There are two important conclusions to draw from this preliminary analysis. The first and most obvious is that we still need better data to understand the extent of the problems and opportunities. In the coming years, HathiTrust and its partners hope to gather more data on orphan works in various periods, and on the extent of the public domain in works published outside the United States. Making serious progress on the matter of orphan works, however, will probably depend on a policy framework that allows us to make use of those volumes. Nevertheless—and this is critically important for those who wish to see reasonable uses made of digitized book content—most of the publications we hold in our collections and put online are likely to be those we would consider orphan works, with no clearly identifiable or contactable rights holder. In nearly all cases, there is no economic harm to any person or organization in opening access to these in-copyright works, and there is a great loss in not providing access to them. Without an effective legal or policy framework that allows us to do so, a significant portion of our cultural heritage will be underused and undervalued.


[1] Although we attempt to segregate US works that may have also been published abroad in our automatic rights determination process, as in our copyright review process, the numbers here make no attempt to take simultaneous publication into account.

[2] I include these numbers about a lack of response because of their possible bearing on the absence of copyright holders. Still, it should be noted, if a rights holder does not respond, it does not mean the rights holder does not exist.


Special thanks to Suzanne Chapman for the handsome graphics.
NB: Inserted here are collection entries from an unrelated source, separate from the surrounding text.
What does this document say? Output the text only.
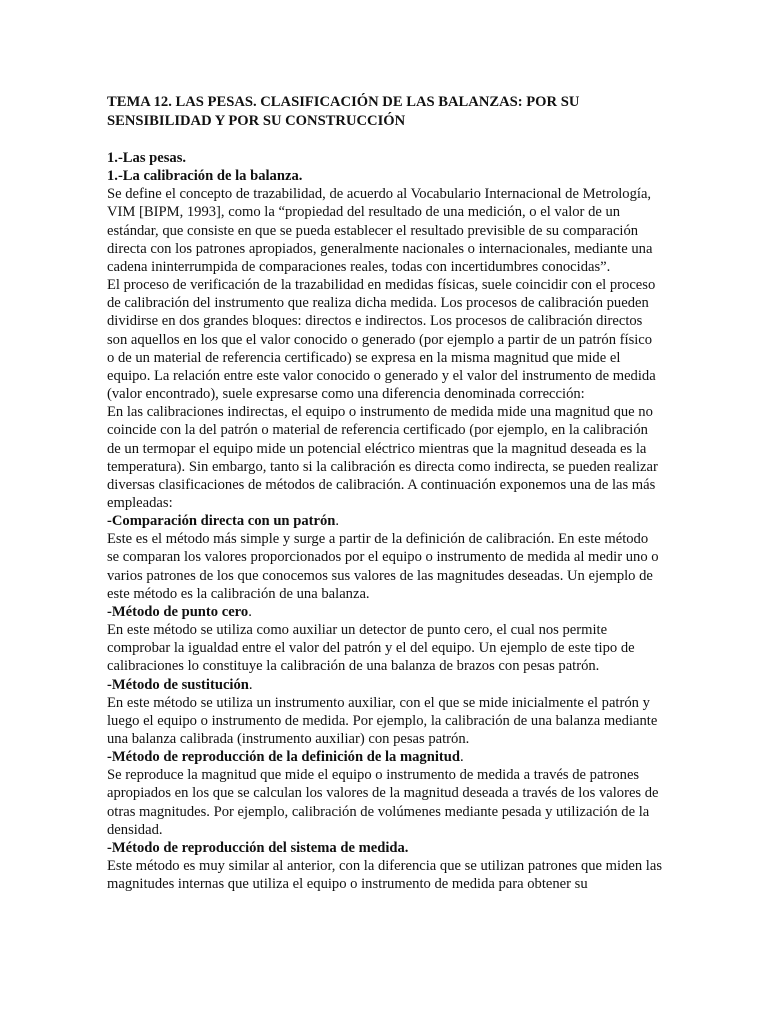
TEMA 12. LAS PESAS. CLASIFICACIÓN DE LAS BALANZAS: POR SU SENSIBILIDAD Y POR SU CONSTRUCCIÓN

1.-Las pesas.

1.-La calibración de la balanza.

Se define el concepto de trazabilidad, de acuerdo al Vocabulario Internacional de Metrología, VIM [BIPM, 1993], como la “propiedad del resultado de una medición, o el valor de un estándar, que consiste en que se pueda establecer el resultado previsible de su comparación directa con los patrones apropiados, generalmente nacionales o internacionales, mediante una cadena ininterrumpida de comparaciones reales, todas con incertidumbres conocidas”.

El proceso de verificación de la trazabilidad en medidas físicas, suele coincidir con el proceso de calibración del instrumento que realiza dicha medida. Los procesos de calibración pueden dividirse en dos grandes bloques: directos e indirectos. Los procesos de calibración directos son aquellos en los que el valor conocido o generado (por ejemplo a partir de un patrón físico o de un material de referencia certificado) se expresa en la misma magnitud que mide el equipo. La relación entre este valor conocido o generado y el valor del instrumento de medida (valor encontrado), suele expresarse como una diferencia denominada corrección:

En las calibraciones indirectas, el equipo o instrumento de medida mide una magnitud que no coincide con la del patrón o material de referencia certificado (por ejemplo, en la calibración de un termopar el equipo mide un potencial eléctrico mientras que la magnitud deseada es la temperatura). Sin embargo, tanto si la calibración es directa como indirecta, se pueden realizar diversas clasificaciones de métodos de calibración. A continuación exponemos una de las más empleadas:

-Comparación directa con un patrón.

Este es el método más simple y surge a partir de la definición de calibración. En este método se comparan los valores proporcionados por el equipo o instrumento de medida al medir uno o varios patrones de los que conocemos sus valores de las magnitudes deseadas. Un ejemplo de este método es la calibración de una balanza.

-Método de punto cero.

En este método se utiliza como auxiliar un detector de punto cero, el cual nos permite comprobar la igualdad entre el valor del patrón y el del equipo. Un ejemplo de este tipo de calibraciones lo constituye la calibración de una balanza de brazos con pesas patrón.

-Método de sustitución.

En este método se utiliza un instrumento auxiliar, con el que se mide inicialmente el patrón y luego el equipo o instrumento de medida. Por ejemplo, la calibración de una balanza mediante una balanza calibrada (instrumento auxiliar) con pesas patrón.

-Método de reproducción de la definición de la magnitud.

Se reproduce la magnitud que mide el equipo o instrumento de medida a través de patrones apropiados en los que se calculan los valores de la magnitud deseada a través de los valores de otras magnitudes. Por ejemplo, calibración de volúmenes mediante pesada y utilización de la densidad.

-Método de reproducción del sistema de medida.

Este método es muy similar al anterior, con la diferencia que se utilizan patrones que miden las magnitudes internas que utiliza el equipo o instrumento de medida para obtener su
Many people helped me clarify the points I’m making here. Friends with copyright knowledge, including Jack Bernard, Peter Hirtle, Melissa Levine and Anne Karle-Zenith were kind enough to set me straight on some points. Other friends immersed in these problems, including Constance Malpas, Jeremy York and Lynne Raughley, were generous with their feedback and corrections.

About the Author

John P. Wilkin is executive director of HathiTrust and associate university librarian for library information technology (LIT) for the University of Michigan. The LIT Division supports the library’s online catalog and related technologies, provides the infrastructure to both digitize and access digital library collections, supports the library’s web presence, and provides frameworks and systems to coordinate Library technology activities. Wilkin previously served as the head of the Digital Library Production Service at the University of Michigan. Among the units in the DLPS is the University of Michigan’s Humanities Text Initiative, an organization responsible for SGML document creation and online systems that Wilkin founded in 1994. He earned graduate degrees in English from the University of Virginia (1980) and Library Science from the University of Tennessee at Knoxville (1986). In 1992, he worked at the University of Virginia as the Systems Librarian for Information Services, where he shaped the Library’s plan for establishing a group of electronic centers and consulted for the University’s Institute for Advanced Technology in the Humanities (IATH) in textual issues.

HathiTrust, a collaborative of more than 50 research libraries worldwide, is devoted to ensuring preservation of and access to the published cultural record. HathiTrust is working on integration of publishing mechanisms into the preservation repository and is working with several university presses to open both their backlists and new publications in HathiTrust. Its robust digital preservation architecture is fully funded by partner contributions.